The interesting thing about that architectural possibility, even though SPF
has wide support today, is that it does not require domain owners to publish
any policy records.  If the specialized nameserver were to be part of the
distribution for a particular MTA patch, implementation could be somewhat
easier.





recipient looks up the SPF record for "domain" and finds an SES
modifier in the record, such as:

v=spf1 a mx ses=exists:{%l}._ses.{%o} -all

This modifier is evaluated like a mechanism for those parsers that
understand it, with a possible caveat.

Why use a modifier instead of just the exists: mechanism?

I typed this out too quickly and didn't tell the whole story, plus I didn't
even get the syntax quite right.  The exists mechanism works fine by itself,
and that is what the implementations running today use.  No one knows what
an "ses" modifier is and would ignore it.  We planned on a future "ses"
modifier that would cause special behavior to minimize overhead and unneeded
queries as an optimization.  The special behavior caused by the "ses"
modifier would be as follows:

1) Only do an SES query if no mechanism results in PASS.

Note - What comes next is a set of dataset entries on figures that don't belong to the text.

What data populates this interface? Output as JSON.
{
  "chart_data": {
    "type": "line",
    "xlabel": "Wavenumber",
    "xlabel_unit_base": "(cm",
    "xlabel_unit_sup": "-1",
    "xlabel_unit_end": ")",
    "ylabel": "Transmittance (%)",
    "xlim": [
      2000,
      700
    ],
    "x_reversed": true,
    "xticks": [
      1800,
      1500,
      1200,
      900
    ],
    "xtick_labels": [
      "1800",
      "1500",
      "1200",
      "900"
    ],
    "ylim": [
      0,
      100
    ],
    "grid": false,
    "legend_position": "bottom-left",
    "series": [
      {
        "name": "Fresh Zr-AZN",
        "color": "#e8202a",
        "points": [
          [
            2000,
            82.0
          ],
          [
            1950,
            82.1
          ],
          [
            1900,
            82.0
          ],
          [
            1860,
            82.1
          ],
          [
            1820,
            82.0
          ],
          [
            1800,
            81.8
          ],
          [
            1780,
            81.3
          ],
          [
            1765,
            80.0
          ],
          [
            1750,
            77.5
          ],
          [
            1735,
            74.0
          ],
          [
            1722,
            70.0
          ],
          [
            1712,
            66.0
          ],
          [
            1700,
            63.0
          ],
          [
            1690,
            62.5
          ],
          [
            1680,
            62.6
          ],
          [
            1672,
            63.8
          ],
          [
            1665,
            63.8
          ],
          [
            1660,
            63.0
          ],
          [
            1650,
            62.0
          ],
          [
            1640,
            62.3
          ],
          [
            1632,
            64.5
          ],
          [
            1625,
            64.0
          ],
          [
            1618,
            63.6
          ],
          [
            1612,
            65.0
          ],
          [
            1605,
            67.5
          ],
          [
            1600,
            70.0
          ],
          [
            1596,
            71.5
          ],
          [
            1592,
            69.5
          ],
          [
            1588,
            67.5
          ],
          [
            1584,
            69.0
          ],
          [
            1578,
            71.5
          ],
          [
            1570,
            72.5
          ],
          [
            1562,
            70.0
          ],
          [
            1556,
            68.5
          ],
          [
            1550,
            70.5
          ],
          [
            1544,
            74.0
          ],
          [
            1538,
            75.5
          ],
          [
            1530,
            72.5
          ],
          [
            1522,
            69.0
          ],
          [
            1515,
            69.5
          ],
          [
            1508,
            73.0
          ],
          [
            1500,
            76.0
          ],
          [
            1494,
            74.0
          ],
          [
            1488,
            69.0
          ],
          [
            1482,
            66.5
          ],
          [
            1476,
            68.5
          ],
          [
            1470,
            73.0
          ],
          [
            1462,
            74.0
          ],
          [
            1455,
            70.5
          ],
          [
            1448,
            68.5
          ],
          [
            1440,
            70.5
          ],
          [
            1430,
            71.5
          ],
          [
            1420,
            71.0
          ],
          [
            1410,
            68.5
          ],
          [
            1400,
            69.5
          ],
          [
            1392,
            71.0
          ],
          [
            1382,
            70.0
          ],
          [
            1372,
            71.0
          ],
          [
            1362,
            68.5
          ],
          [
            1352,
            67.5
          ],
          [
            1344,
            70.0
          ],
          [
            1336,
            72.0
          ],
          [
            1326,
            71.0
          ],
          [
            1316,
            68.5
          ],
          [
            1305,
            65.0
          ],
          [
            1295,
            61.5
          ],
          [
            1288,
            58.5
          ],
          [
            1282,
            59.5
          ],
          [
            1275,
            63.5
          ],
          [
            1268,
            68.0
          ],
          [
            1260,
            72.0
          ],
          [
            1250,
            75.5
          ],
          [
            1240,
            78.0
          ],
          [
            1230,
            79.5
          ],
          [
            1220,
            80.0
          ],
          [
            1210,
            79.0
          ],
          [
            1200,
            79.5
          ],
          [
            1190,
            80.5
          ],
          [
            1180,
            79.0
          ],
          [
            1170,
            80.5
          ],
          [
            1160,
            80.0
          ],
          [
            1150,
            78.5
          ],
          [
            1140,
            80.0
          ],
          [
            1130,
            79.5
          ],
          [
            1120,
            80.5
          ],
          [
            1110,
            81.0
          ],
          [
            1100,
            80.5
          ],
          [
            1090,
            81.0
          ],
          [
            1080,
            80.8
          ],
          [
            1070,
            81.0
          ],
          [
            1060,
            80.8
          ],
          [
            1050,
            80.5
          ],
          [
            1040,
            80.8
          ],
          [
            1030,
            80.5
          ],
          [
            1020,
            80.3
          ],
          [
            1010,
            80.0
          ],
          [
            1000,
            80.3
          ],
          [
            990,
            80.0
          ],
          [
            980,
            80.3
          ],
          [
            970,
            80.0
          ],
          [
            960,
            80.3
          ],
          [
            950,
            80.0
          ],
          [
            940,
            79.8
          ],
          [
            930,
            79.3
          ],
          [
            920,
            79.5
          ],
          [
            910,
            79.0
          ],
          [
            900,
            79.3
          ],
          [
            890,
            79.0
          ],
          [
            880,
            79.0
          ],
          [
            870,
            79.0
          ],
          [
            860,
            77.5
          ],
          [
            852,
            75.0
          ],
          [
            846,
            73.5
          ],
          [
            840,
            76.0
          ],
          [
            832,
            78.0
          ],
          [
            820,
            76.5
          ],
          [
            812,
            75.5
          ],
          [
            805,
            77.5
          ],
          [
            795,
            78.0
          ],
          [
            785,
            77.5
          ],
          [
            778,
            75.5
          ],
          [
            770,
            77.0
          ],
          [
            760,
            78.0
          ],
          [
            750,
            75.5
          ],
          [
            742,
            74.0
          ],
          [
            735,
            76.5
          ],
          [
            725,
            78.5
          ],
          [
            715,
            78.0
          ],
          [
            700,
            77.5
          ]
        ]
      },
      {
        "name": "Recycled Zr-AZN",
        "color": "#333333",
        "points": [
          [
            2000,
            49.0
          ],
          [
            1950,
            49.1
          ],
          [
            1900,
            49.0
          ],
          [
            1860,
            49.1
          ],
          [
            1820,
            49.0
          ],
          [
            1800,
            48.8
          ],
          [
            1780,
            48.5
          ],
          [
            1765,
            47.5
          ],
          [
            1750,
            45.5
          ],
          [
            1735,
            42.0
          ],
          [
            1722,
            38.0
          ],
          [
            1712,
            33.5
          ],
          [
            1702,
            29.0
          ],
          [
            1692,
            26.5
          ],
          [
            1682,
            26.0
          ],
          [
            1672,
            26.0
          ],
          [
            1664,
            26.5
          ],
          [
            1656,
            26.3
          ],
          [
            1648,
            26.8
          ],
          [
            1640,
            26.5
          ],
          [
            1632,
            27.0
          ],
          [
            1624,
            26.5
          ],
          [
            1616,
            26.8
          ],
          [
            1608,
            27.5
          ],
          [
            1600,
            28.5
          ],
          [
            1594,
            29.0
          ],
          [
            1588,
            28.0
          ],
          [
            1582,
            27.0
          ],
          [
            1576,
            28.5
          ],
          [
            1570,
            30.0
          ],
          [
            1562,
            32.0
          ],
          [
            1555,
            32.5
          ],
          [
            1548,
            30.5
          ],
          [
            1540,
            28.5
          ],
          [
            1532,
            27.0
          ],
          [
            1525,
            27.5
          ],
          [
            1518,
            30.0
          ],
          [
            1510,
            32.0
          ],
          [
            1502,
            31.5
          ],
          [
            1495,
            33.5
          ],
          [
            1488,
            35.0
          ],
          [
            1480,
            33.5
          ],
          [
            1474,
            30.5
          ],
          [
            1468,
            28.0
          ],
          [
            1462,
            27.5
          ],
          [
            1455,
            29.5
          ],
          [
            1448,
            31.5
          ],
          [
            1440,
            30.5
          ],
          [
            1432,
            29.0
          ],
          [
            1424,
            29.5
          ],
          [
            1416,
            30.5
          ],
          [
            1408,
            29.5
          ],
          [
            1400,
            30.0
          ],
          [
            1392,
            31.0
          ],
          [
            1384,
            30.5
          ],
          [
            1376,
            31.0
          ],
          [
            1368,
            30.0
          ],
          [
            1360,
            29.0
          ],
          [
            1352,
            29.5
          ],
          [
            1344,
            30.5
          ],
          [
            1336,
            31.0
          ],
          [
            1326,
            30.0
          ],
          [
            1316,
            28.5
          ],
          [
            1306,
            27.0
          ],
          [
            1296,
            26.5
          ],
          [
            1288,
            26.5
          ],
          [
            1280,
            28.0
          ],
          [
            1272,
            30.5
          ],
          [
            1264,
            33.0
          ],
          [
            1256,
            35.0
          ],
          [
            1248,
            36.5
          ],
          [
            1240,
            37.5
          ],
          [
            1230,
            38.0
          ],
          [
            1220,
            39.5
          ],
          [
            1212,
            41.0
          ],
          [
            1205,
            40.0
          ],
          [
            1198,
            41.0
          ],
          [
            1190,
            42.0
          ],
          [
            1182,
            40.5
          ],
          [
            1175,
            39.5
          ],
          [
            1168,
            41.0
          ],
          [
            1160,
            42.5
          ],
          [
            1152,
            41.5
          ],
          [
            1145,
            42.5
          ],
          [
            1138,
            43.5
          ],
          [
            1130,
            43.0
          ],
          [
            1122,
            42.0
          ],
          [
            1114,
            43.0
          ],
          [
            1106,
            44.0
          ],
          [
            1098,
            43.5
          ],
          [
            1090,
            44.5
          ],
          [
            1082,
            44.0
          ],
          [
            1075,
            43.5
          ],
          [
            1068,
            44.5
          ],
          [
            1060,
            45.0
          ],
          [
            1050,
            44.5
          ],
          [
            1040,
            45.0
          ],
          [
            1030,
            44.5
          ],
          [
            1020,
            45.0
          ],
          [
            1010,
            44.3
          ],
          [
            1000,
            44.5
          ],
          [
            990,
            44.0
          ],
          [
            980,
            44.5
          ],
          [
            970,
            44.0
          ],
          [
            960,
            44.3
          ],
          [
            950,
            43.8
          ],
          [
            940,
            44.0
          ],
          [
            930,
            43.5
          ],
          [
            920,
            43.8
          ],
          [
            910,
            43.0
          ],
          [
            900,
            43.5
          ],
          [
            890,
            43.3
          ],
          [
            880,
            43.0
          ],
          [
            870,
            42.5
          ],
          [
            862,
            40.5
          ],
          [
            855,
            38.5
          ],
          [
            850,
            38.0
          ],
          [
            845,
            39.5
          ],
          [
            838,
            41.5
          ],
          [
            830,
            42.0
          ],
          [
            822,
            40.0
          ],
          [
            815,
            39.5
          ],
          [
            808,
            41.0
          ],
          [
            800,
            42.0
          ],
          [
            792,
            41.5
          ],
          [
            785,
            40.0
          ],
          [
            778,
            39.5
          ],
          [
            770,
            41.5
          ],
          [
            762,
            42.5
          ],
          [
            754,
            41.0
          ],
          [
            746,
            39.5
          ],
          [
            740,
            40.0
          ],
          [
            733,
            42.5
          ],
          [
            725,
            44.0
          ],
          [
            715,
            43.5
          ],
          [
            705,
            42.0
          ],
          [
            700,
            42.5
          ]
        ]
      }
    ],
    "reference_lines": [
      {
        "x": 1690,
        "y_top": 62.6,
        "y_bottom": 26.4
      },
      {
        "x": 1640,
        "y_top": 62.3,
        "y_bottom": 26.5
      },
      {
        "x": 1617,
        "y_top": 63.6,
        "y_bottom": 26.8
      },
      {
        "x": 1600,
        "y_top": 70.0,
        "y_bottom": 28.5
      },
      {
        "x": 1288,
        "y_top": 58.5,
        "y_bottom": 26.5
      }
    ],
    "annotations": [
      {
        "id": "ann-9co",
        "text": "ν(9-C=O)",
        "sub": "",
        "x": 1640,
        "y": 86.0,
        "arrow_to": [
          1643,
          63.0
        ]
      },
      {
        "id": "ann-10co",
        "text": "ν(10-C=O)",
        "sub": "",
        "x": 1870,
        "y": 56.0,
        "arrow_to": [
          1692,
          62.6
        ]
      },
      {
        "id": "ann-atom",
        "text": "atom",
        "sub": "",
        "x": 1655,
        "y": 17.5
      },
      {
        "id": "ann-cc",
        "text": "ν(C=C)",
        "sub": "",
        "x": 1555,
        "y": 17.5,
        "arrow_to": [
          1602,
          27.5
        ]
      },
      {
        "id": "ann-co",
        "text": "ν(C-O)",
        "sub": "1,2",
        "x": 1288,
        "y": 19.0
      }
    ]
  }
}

2) Only do an SES query if the return-path appears to be an SES signature.

3) If there is an "ses" modifier and the return-path does not appear to be
an SES signature, the SPF result is FAIL.


We get exactly the same result in every case by using the exists: mechanism,
there are just more queries done than necessary.  The syntax I showed was
not correct for the proposed "ses" modifier.  To have it work both with
SES-aware SPF parsers and SPF classic parsers, we would use it as a
positional modifier along the lines of:

v=spf1 a mx ses=dns exists:{%l}._ses.{%o} -all

SPF classic parsers would ignore the unknown modifier and always evaluate
the exists: mechanism.  SES-aware SPF parsers would utilize the above rules
for the exists: mechanism immediately following.